Thursday, March 13, 2025

Diane Coyle | The Measure of Progress: Counting What Matters

  • Hybrid
  • Seminar
The DEL Seminar Series is proud to host a diverse roster of bright minds from around the world to discuss various subjects surrounding economics and technology.
Thursday, March 13, 2025

On March 13, 2025, Diane Coyle, Bennett Professor of Public Policy at the University of Cambridge, stopped by the lab for her talk, “The Measure of Progress: Counting What Matters.”

Abstract

The ways that statisticians and governments measure the economy were developed in the 1940s, when the urgent economic problems were entirely different from those of today.

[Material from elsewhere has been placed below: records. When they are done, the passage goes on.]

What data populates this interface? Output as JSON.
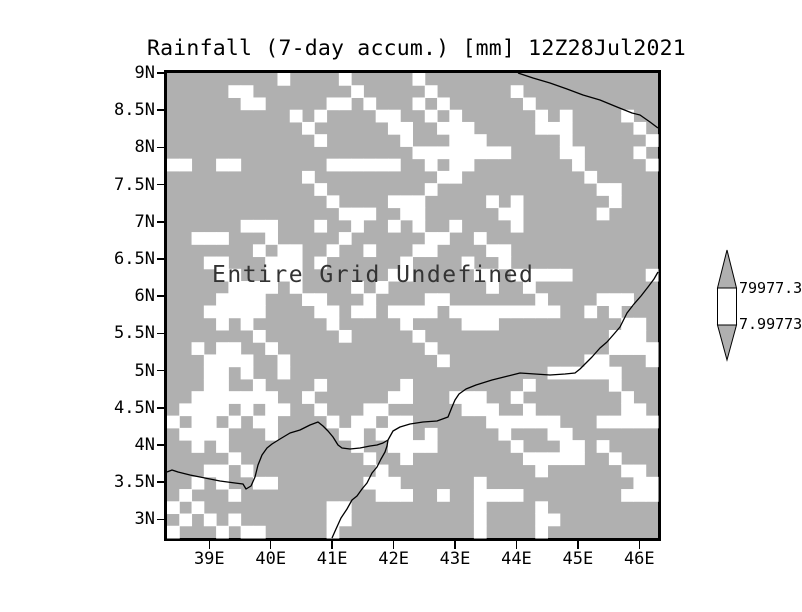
{
  "title": "Rainfall (7-day accum.) [mm] 12Z28Jul2021",
  "map": {
    "undefined_label": "Entire Grid Undefined",
    "colors": {
      "grid_gray": "#b0b0b0",
      "undefined_white": "#ffffff",
      "line_black": "#000000"
    },
    "speckle": {
      "seed": 20210728,
      "cols": 40,
      "rows": 38,
      "walk_count": 88,
      "walk_max_len": 7,
      "single_count": 26,
      "double_prob": 0.25,
      "turn_prob": 0.15
    },
    "coastlines": [
      [
        [
          351,
          0
        ],
        [
          366,
          5
        ],
        [
          383,
          10
        ],
        [
          400,
          16
        ],
        [
          416,
          22
        ],
        [
          433,
          27
        ],
        [
          450,
          34
        ],
        [
          465,
          40
        ],
        [
          473,
          42
        ],
        [
          483,
          49
        ],
        [
          491,
          55
        ]
      ],
      [
        [
          0,
          399
        ],
        [
          5,
          397
        ],
        [
          11,
          399
        ],
        [
          23,
          402
        ],
        [
          38,
          405
        ],
        [
          53,
          408
        ],
        [
          68,
          410
        ],
        [
          76,
          411
        ],
        [
          79,
          416
        ],
        [
          84,
          413
        ],
        [
          88,
          404
        ],
        [
          91,
          392
        ],
        [
          95,
          382
        ],
        [
          100,
          375
        ],
        [
          105,
          371
        ],
        [
          113,
          366
        ],
        [
          123,
          360
        ],
        [
          133,
          357
        ],
        [
          143,
          352
        ],
        [
          151,
          349
        ],
        [
          156,
          353
        ],
        [
          161,
          358
        ],
        [
          166,
          364
        ],
        [
          171,
          372
        ],
        [
          175,
          375
        ],
        [
          183,
          376
        ],
        [
          193,
          375
        ],
        [
          203,
          373
        ],
        [
          210,
          372
        ],
        [
          216,
          370
        ],
        [
          221,
          367
        ]
      ],
      [
        [
          165,
          465
        ],
        [
          169,
          456
        ],
        [
          174,
          445
        ],
        [
          180,
          436
        ],
        [
          185,
          427
        ],
        [
          190,
          423
        ],
        [
          195,
          416
        ],
        [
          200,
          410
        ],
        [
          205,
          400
        ],
        [
          210,
          394
        ],
        [
          214,
          386
        ],
        [
          218,
          379
        ],
        [
          220,
          373
        ],
        [
          221,
          367
        ]
      ],
      [
        [
          221,
          367
        ],
        [
          226,
          358
        ],
        [
          233,
          354
        ],
        [
          243,
          351
        ],
        [
          256,
          349
        ],
        [
          270,
          348
        ],
        [
          281,
          344
        ],
        [
          285,
          334
        ],
        [
          288,
          327
        ],
        [
          292,
          321
        ],
        [
          299,
          316
        ],
        [
          309,
          312
        ],
        [
          325,
          307
        ],
        [
          341,
          303
        ],
        [
          353,
          300
        ],
        [
          368,
          301
        ],
        [
          383,
          302
        ],
        [
          398,
          301
        ],
        [
          408,
          300
        ],
        [
          413,
          296
        ],
        [
          418,
          291
        ],
        [
          425,
          284
        ],
        [
          433,
          275
        ],
        [
          440,
          269
        ],
        [
          447,
          261
        ],
        [
          453,
          254
        ],
        [
          460,
          240
        ],
        [
          467,
          231
        ],
        [
          474,
          223
        ],
        [
          481,
          214
        ],
        [
          487,
          206
        ],
        [
          491,
          199
        ]
      ]
    ]
  },
  "axes": {
    "y_ticks": [
      "9N",
      "8.5N",
      "8N",
      "7.5N",
      "7N",
      "6.5N",
      "6N",
      "5.5N",
      "5N",
      "4.5N",
      "4N",
      "3.5N",
      "3N"
    ],
    "x_ticks": [
      "39E",
      "40E",
      "41E",
      "42E",
      "43E",
      "44E",
      "45E",
      "46E"
    ]
  },
  "colorbar": {
    "top_label": "79977.3",
    "bottom_label": "7.99773"
  },
  "chart_data": {
    "type": "heatmap",
    "title": "Rainfall (7-day accum.) [mm] 12Z28Jul2021",
    "annotation": "Entire Grid Undefined",
    "values": "undefined (entire grid undefined, no rainfall values plotted)",
    "x_axis": {
      "tick_labels": [
        "39E",
        "40E",
        "41E",
        "42E",
        "43E",
        "44E",
        "45E",
        "46E"
      ],
      "lon_range": [
        38.3,
        46.3
      ]
    },
    "y_axis": {
      "tick_labels": [
        "9N",
        "8.5N",
        "8N",
        "7.5N",
        "7N",
        "6.5N",
        "6N",
        "5.5N",
        "5N",
        "4.5N",
        "4N",
        "3.5N",
        "3N"
      ],
      "lat_range": [
        2.75,
        9.0
      ]
    },
    "colorbar_levels": [
      7.99773,
      79977.3
    ],
    "grid_on": false,
    "legend_position": "right-colorbar"
  }
}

In The Measure of Progress, Diane Coyle argues that the framework underpinning today’s economic statistics is so outdated that it functions as a distorting lens, or even a set of blinkers. When policymakers rely on such an antiquated conceptual tool, how can they measure, understand, and respond with any precision to what is happening in today’s digital economy? Coyle makes the case for a new framework, one that takes into consideration current economic realities.

Coyle explains why economic statistics matter. They are essential for guiding better economic policies; they involve questions of freedom, justice, life, and death. Governments use statistics that affect people’s lives in ways large and small. The metrics for economic growth were developed when a lack of physical rather than natural capital was the binding constraint on growth, intangible value was less important, and the pressing economic policy challenge was managing demand rather than supply. Today’s challenges are different. Growth in living standards in rich economies has slowed, despite remarkable innovation, particularly in digital technologies. As a result, politics is contentious and democracy strained.

Coyle argues that to understand the current economy, we need different data collected in a different framework of categories and definitions, and she offers some suggestions about what this would entail. Only with a new approach to measurement will we be able to achieve the right kind of growth for the benefit of all.

Diane Coyle

Bennett Professor of Public Policy, University of Cambridge

Diane Coyle is the Bennett Professor of Public Policy at the University of Cambridge. She is the Research Director at the Bennett School of Public Policy. Diane’s latest book is The Measure of Progress: Counting what really matters.

Her own research focuses on productivity, the digital economy and AI policy, and economic measurement. She has been writing about the effects of digital technologies since her first book, The Weightless World,  in 1997. The underlying motivation for all her work is the question: what does it mean for the economy to improve, and who benefits?